The artist, a child prodigy and part of a trinity of Renaissance greats along with Michelangelo and Leonardo da Vinci, died in 1520, aged only 37. A red rose graces his tomb in Rome's Pantheon all year round.

His body was exhumed in the 19th century, at which point a plaster cast of his skull was made. But experts were not sure the remains really belonged to Raphael, for the excavation also unearthed other full and partial skeletons.

Several of the skeletons belonged to the artist's students, but others went unidentified.

Popular myth has it that the Renaissance painter, who was said to have had an active sex life, succumbed to syphilis in 1520, though experts widely agree that he died of pneumonia, possibly after visiting lovers late on freezing nights.

As Rome marked 500 years since his death this year, the university team set about making a 3D reconstruction of the plaster cast.

It found a clear match with the Raphael pictured in portraits by other artists in the period, as well as the artist's self-portraits, molecular biology expert Mattia Falconi told AFP.

"We have concrete evidence for the first time that the skeleton exhumed in 1833 belongs to Raffaello Sanzio," Falconi said.

Read also: It wasn't the sex: Bloodletting fatal for Raphael, study claims

'Not his nose'

A 3D-reconstruction "only captures 80 percent of the original face, but there's no doubt about the result.
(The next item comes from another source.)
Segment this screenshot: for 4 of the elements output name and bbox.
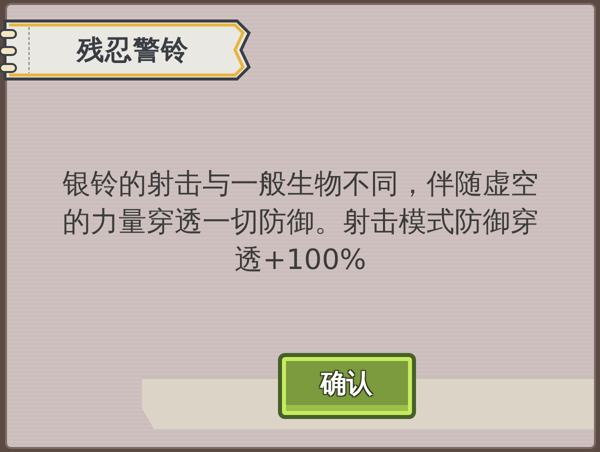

It looks nothing like the students we know are buried there, and it would be too much of a coincidence for a stranger to look so similar".

Falconi said the only part of the face that could not be reconstructed this way were the ears -- "but fortunately Raphael had long hair that covered his ears".
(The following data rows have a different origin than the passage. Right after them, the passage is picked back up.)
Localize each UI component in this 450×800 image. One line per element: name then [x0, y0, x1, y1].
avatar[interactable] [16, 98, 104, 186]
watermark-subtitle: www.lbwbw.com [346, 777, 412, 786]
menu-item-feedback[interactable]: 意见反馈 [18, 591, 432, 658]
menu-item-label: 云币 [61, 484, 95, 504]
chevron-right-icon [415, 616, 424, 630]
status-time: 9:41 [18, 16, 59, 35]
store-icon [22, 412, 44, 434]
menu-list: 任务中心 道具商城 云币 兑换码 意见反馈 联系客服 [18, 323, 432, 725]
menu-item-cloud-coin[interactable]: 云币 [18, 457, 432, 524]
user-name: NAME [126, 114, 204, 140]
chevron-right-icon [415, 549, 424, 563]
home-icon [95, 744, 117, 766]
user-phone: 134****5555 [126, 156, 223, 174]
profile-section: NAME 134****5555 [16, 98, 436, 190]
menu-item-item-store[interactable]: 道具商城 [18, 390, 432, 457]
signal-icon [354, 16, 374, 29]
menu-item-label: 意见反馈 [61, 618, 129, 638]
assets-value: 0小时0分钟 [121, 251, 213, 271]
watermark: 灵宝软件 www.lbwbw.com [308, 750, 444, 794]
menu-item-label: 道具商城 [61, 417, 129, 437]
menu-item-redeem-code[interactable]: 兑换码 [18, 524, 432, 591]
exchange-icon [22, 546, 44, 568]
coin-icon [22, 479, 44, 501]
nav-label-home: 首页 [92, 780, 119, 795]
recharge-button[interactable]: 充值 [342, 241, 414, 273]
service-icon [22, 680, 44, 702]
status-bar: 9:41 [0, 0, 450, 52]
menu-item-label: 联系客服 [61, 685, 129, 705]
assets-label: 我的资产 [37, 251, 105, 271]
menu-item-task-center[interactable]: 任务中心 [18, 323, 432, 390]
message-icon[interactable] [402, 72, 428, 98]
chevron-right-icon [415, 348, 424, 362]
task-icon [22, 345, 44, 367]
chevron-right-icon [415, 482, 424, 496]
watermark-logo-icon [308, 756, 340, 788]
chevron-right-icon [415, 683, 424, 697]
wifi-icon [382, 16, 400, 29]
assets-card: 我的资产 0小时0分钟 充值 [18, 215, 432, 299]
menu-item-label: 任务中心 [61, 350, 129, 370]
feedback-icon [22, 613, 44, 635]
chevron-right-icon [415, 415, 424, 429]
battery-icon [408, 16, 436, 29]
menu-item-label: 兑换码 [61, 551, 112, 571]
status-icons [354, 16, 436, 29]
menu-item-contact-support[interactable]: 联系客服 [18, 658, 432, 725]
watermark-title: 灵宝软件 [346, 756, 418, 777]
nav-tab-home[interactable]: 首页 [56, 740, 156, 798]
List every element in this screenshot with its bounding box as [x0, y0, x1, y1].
Confirmation the skeleton is Raphael's opens the door to further analysis of the skeleton to determine hair and eye color.

A project to re-exhume the body this year was put on hold due to the coronavirus pandemic, but if it resumes Falconi said his team would be interested in seeing how faithful the artist was to his real self.

"The 3D model shows the eyes and mouth (in the portraits) are his, but he has been kind to himself about his nose," he said.

"We know that Raphael often painted himself younger than his years, and this model allows us to see him as he really was".

A life-size 3D-printed bust of the man dubbed the "Prince of Painters" by fellow artist and famed 16th-century biographer Giorgio Vasari will go on display at the museum at his birthplace in Urbino in Italy's Marche region.

Despite his premature death, Raphael produced a vast oeuvre of seminal work, much of it at the Vatican, whose opulent museums include several rooms filled with his frescoes.

Completed by Raphael's students after his death, they remain some of the Vatican's most popular rooms.